After that, I have no memory of what we did, what roads we traveled, where we slept, what wonders we saw; not even the Blue Ridge Mountains, which must have been nice. I’m sure we visited my family in Washington, but don’t remember what else we did there. All I remember is, each day, driving through the heat of the afternoon, I’d repeat my pledge: we’ll go to New York, and get a great pickle.

It wasn’t really an obsession; more like a way to stay in focus—a plot device, if you will. I would not remain vanquished by America’s poor taste in food; I would triumph in the end.

In due course, we arrived in New York. We found the Lower East Side, a place as busy and varied as any old-world urban center. We found Hester Street, and sure enough, there was pickle-seller’s shop, stocked with barrel upon barrel of fresh pickles.
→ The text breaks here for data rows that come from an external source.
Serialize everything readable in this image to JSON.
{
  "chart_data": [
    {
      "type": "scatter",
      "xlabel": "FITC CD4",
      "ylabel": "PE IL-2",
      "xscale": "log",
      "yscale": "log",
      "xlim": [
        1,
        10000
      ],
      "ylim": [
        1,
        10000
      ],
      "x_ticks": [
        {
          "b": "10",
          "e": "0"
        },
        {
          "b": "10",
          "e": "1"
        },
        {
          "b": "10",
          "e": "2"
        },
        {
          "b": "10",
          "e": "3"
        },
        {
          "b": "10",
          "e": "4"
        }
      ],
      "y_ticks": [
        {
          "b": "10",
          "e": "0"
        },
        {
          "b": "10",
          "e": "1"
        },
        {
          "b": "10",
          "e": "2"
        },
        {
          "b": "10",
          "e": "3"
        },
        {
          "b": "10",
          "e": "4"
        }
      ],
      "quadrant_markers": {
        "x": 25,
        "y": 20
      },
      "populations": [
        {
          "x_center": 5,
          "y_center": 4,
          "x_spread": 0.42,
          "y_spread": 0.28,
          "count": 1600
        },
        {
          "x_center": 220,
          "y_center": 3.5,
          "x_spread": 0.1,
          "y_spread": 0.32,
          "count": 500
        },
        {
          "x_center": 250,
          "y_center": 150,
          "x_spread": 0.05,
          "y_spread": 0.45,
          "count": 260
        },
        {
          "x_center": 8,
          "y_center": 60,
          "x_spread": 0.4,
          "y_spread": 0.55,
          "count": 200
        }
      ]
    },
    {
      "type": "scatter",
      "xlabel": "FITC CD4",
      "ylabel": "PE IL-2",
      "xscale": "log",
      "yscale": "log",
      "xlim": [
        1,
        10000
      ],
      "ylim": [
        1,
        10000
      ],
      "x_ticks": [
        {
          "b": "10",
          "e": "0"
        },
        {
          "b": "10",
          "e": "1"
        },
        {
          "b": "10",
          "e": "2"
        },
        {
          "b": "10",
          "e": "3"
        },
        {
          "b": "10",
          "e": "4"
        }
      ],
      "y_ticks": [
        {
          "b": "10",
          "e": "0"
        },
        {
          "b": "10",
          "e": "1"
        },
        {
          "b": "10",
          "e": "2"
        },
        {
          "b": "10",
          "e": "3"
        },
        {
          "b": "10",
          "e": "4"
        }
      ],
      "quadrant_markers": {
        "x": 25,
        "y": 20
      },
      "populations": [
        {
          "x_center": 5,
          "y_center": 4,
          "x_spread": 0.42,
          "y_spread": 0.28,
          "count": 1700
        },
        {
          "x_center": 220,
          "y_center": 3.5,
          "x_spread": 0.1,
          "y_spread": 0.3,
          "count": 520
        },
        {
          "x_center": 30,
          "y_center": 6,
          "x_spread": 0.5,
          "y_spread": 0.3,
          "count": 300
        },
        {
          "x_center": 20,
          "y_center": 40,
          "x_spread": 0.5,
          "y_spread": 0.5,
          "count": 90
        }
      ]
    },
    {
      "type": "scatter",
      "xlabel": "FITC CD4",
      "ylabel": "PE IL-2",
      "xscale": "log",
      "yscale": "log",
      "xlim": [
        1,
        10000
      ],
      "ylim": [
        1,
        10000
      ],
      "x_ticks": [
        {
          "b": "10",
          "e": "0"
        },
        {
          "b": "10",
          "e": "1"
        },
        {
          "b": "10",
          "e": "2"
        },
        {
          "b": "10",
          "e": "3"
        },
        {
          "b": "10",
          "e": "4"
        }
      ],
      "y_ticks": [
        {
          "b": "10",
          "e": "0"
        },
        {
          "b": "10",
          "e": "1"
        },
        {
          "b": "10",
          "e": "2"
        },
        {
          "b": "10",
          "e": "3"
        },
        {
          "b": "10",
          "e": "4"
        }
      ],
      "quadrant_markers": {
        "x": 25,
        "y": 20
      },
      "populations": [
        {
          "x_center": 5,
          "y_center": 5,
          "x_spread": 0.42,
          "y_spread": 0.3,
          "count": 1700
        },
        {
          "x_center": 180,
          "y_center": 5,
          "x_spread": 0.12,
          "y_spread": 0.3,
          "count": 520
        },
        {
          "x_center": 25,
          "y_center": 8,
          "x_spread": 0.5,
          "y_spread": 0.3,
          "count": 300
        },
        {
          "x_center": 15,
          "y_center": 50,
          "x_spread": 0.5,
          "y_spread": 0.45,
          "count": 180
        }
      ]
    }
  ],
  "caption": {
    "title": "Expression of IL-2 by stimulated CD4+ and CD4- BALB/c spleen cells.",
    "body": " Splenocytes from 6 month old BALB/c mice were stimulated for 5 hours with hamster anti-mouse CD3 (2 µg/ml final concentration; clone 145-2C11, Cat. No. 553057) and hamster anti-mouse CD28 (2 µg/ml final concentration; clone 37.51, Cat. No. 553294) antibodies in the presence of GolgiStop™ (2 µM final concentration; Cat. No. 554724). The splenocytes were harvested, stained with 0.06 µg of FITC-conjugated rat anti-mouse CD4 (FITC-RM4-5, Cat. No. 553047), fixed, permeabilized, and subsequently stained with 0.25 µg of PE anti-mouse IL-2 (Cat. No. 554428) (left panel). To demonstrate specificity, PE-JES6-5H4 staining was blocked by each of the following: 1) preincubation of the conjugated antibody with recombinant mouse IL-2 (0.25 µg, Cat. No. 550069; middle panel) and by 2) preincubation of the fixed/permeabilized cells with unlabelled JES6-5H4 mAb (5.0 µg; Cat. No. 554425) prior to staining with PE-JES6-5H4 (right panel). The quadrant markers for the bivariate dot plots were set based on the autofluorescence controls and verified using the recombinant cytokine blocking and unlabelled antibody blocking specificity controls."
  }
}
I had never bought pickles straight from the barrel before, but I knew what I wanted. Most commercial pickles are fully fermented, i.e. sour. Kosher delicatessens also stock pickles that have been stopped halfway through the ferment, i.e. half-sour. Only once, in my East Coast childhood, I had tasted a pickle that was a compromise between these: the rare 3/4-sour pickle. And to me, that was perfection; very close to the Cosmic ideal.

So I confidently asked for 1 pickle, 3/4 sour, and the shopkeeper fished into the appropriate barrel and gave it to me. I took a bite: perfect!

Nan was flabbergasted. You mean, she asked, we came all this was, and made all this fuss, for ONE pickle?

It’s not about quantity, I answered, serenely. This pickle is not a commodity. It’s the fulfillment of a Quest.

Having settled that, we continued to Nantucket, Boston, Wisconsin, and back to California, and made it comfortably with no more pickles. Funny how that works out.